Erica K. Cardozo
April 19, 1996 AT 04:00 AM EDT

Depth Takes a Holiday: Essays From Lesser Los Angeles

Current Status
In Season
Sandra Tsing Loh
Nonfiction, Pop Culture, Essays

We gave it an A

Although ostensibly the essays in Depth Takes a Holiday: Essays From Lesser Los Angeles explore the lifestyles of the neither rich nor famous semi-young folk of L.A., under-40s everywhere will relate to these tales of pain and woe (such as having to shop at Payless Shoes). Also among Tsing Loh’s more than 30 motifs are the appeal of Baywatch; the joys and sorrows of take-out food; Club Med; temping; adult-education screenplay-writing courses; cybersex; multiculturalism; single-galdom; and the Faces International catalog. All the pieces are terrific: intimate, acerbic, and despite the volume’s title, subtle and perspicacious — and really, really funny.

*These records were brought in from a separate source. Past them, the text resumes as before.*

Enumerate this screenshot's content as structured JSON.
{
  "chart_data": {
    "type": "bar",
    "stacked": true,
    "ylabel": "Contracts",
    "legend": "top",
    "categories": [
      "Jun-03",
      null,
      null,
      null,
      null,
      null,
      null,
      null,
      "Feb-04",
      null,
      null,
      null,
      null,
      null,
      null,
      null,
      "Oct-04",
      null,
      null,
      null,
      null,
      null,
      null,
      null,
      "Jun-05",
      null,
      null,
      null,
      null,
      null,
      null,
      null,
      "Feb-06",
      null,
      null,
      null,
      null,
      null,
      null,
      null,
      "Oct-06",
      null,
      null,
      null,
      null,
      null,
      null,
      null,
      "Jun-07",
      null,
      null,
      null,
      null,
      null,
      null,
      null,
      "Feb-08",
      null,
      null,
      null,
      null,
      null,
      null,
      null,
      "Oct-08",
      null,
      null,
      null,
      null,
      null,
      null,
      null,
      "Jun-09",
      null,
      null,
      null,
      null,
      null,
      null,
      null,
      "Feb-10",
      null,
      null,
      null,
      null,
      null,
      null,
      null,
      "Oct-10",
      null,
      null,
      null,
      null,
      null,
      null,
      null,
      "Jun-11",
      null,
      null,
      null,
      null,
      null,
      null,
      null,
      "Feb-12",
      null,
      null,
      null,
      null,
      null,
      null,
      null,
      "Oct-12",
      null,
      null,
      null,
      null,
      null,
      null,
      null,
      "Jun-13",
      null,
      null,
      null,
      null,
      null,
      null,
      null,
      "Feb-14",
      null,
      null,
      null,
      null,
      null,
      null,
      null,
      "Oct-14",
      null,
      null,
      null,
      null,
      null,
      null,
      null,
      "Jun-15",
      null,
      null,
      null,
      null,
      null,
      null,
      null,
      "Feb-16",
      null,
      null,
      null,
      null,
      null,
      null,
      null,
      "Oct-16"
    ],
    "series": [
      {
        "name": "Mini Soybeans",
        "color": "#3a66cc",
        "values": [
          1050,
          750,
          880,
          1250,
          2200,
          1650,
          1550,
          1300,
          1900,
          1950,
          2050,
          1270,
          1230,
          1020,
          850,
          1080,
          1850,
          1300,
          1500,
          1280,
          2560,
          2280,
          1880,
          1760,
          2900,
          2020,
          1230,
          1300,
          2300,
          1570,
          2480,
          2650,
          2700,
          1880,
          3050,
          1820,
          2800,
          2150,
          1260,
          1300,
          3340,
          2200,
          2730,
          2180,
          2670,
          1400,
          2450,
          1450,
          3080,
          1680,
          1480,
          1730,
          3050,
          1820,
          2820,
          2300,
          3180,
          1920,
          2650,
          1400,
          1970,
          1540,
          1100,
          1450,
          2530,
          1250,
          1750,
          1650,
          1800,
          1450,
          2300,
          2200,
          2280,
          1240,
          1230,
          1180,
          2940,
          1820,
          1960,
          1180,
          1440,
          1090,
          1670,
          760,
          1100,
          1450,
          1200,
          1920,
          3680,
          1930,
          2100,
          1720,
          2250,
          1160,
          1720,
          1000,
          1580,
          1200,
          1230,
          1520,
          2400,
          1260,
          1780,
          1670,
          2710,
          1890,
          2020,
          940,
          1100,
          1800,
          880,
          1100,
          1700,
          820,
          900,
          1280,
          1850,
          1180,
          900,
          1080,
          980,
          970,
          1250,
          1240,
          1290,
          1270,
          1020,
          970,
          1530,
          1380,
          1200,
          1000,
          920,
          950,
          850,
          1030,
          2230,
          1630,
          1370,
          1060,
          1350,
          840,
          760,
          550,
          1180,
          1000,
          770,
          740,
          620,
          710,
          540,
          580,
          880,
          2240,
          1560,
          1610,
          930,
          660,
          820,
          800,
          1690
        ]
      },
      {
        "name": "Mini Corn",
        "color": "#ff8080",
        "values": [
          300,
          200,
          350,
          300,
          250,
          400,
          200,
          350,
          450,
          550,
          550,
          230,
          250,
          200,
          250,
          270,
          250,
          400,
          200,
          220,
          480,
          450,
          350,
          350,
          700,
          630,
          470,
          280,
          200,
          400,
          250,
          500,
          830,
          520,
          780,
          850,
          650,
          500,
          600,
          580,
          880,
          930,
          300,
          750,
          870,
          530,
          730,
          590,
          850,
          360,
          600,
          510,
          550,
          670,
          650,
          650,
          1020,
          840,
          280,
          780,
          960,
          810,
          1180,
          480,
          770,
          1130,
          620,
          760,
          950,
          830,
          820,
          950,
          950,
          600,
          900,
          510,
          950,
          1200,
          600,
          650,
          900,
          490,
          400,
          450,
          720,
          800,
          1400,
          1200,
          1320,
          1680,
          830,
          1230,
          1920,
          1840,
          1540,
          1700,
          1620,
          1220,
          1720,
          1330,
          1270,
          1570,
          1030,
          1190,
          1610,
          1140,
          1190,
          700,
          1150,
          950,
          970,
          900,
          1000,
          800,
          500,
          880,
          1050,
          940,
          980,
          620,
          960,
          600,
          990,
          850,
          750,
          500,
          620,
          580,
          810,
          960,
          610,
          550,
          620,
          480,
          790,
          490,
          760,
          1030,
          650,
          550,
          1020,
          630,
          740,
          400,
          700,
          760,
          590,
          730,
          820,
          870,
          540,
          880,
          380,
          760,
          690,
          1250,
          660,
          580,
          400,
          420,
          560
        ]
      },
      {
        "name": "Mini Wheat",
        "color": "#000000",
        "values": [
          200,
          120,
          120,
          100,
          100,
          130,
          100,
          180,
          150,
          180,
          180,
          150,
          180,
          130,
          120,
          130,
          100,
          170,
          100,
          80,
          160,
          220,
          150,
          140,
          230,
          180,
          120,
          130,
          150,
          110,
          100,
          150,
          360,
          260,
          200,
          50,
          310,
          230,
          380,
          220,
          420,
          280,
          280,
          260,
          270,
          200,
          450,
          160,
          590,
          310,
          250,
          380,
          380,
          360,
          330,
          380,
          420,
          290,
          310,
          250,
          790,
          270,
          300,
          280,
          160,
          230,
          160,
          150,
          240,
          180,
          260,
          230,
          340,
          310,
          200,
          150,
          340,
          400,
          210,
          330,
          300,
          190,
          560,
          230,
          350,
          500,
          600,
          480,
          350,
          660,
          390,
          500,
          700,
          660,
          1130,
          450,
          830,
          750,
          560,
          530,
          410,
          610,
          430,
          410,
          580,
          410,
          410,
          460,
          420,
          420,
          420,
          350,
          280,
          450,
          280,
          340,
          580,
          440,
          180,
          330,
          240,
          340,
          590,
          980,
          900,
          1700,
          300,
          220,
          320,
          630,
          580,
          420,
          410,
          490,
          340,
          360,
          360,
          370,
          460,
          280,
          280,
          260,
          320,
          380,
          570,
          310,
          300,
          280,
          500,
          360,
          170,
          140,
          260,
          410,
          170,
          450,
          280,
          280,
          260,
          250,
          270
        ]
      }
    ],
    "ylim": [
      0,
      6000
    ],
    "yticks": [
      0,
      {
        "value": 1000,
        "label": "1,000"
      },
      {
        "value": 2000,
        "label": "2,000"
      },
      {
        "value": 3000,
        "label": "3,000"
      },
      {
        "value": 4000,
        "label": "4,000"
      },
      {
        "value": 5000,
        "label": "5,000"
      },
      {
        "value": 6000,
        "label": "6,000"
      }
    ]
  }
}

A couple that stand out as the definitive chroniclings of a generation: a socio-anthropological analysis of IKEA, the furniture emporium frequented by various classes of dumpies (downwardly mobile professionals), and a riff on bachelors over 30 who end up developing fruit-peeling rituals and using shoehorns. By the end, it feels less like you’ve read an essay collection and more like you’ve just had a long, fabulous phone conversation with a witty, insightful pal. Get off your Ilsbo (a couch from IKEA) and buy this book.